No.253 : 金利プライシングの統計的分析
研究顧問 岩村 充/客員研究員 渡辺 努/研究員 齊藤 有希子
2006年3月
要旨
中小企業が金融機関等から借入れる際に適用される金利は信用リスクを適切に反映しているのだろうか。この点について考察するため、本稿では、約 50 万社の中小企業について1995年から2003年までの9年間の金利とPD(Probability of
Default, 推定デフォルト率)の変遷を解析した。本稿の主要なファインディングは以下のとおりである。
第 1 に、各年のクロスセクション分布はほぼ同じ形状をしており、また,そこから一旦乖離しても復元性がある。この意味で両変数のクロスセクション分布は定常性をもつ。

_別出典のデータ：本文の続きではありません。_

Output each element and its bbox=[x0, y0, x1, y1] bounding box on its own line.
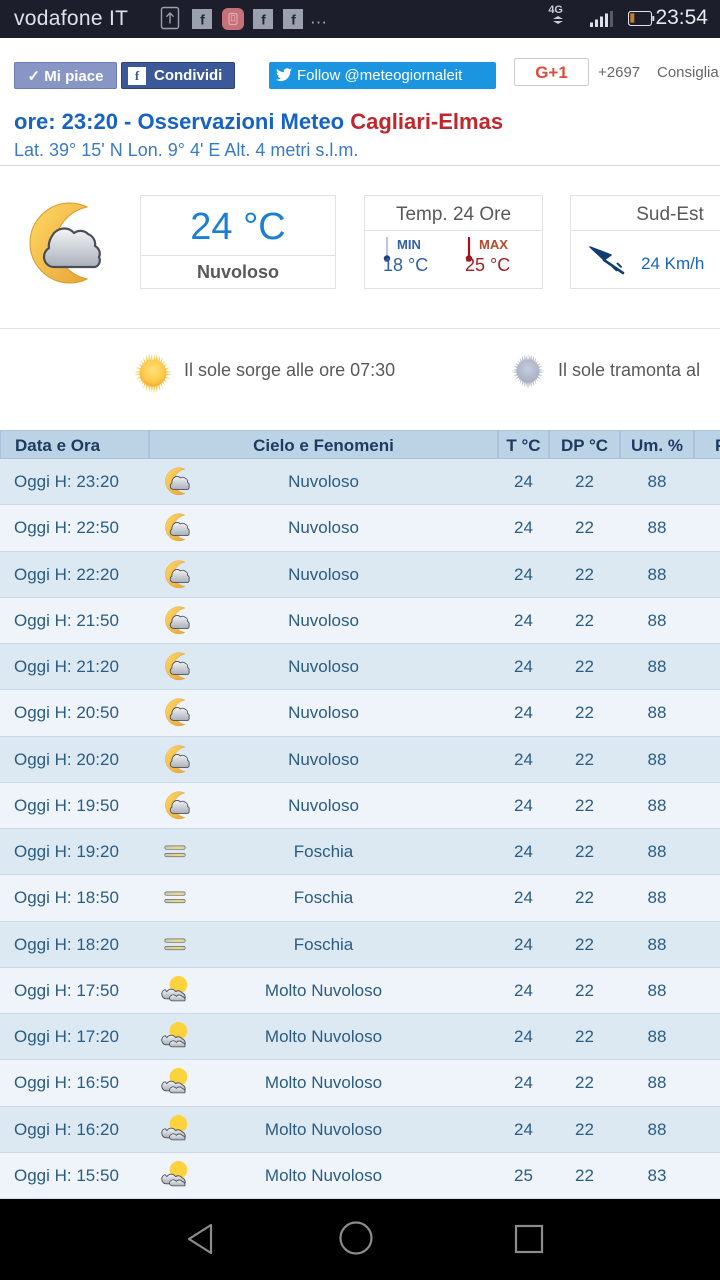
svg-text:f: f bbox=[200, 12, 205, 28]
svg-text:f: f bbox=[291, 12, 296, 28]
svg-text:f: f bbox=[261, 12, 266, 28]
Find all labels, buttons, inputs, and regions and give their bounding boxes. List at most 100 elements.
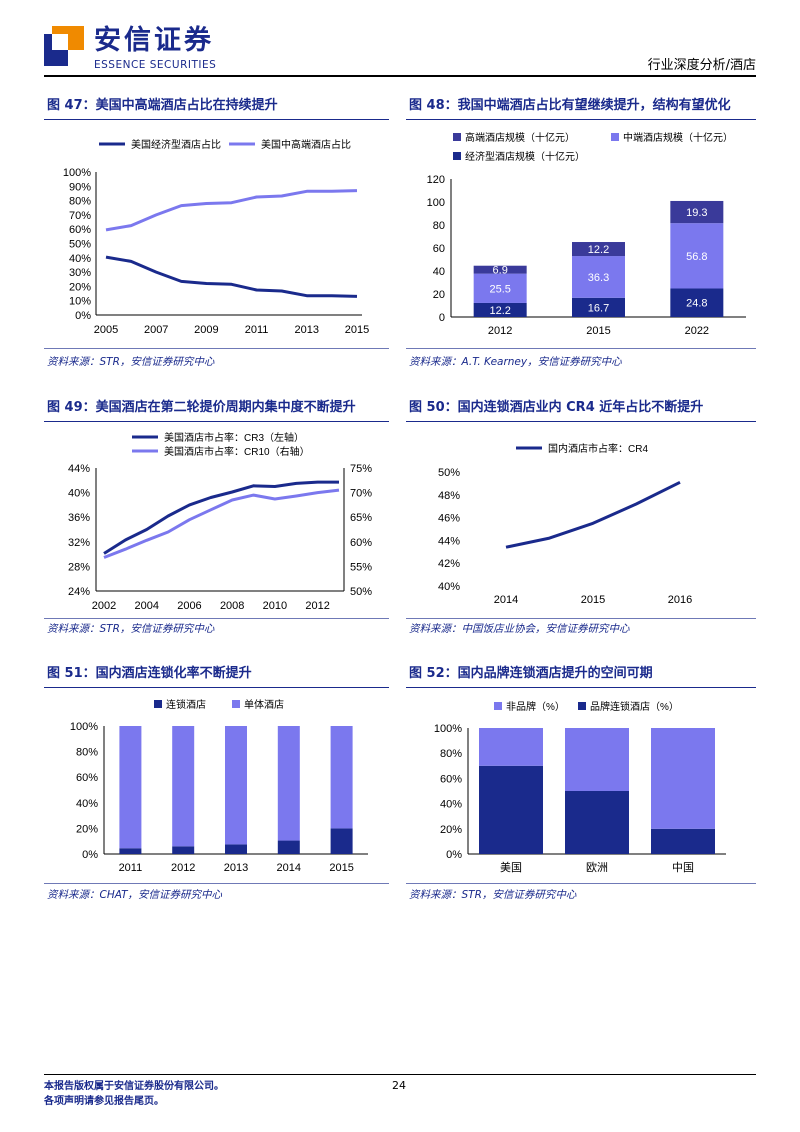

第 2 に、金利とPDのある年からその翌年にかけての遷移はそれぞれの過去の動きに影響されており(「履歴効果」)、両変数ともに、ある年に上昇または下落すると翌年はその反対の方向に変化する確率が高まるという引き戻しの傾向が見られる。このように、金利とPDの変遷は、定常分布に収斂しようとする力と元の水準に止まろうとする力の綱引きで決まっている。
第 3 に、PDと金利を比較すると、金利の方が過去に引きずられる度合いが弱い。これらのファインディングは、金融機関等がPD の趨勢的な変化と一時的な変化を区別した上で、趨勢的な変化が生じたときに限って金利を変更している可能性を示唆している。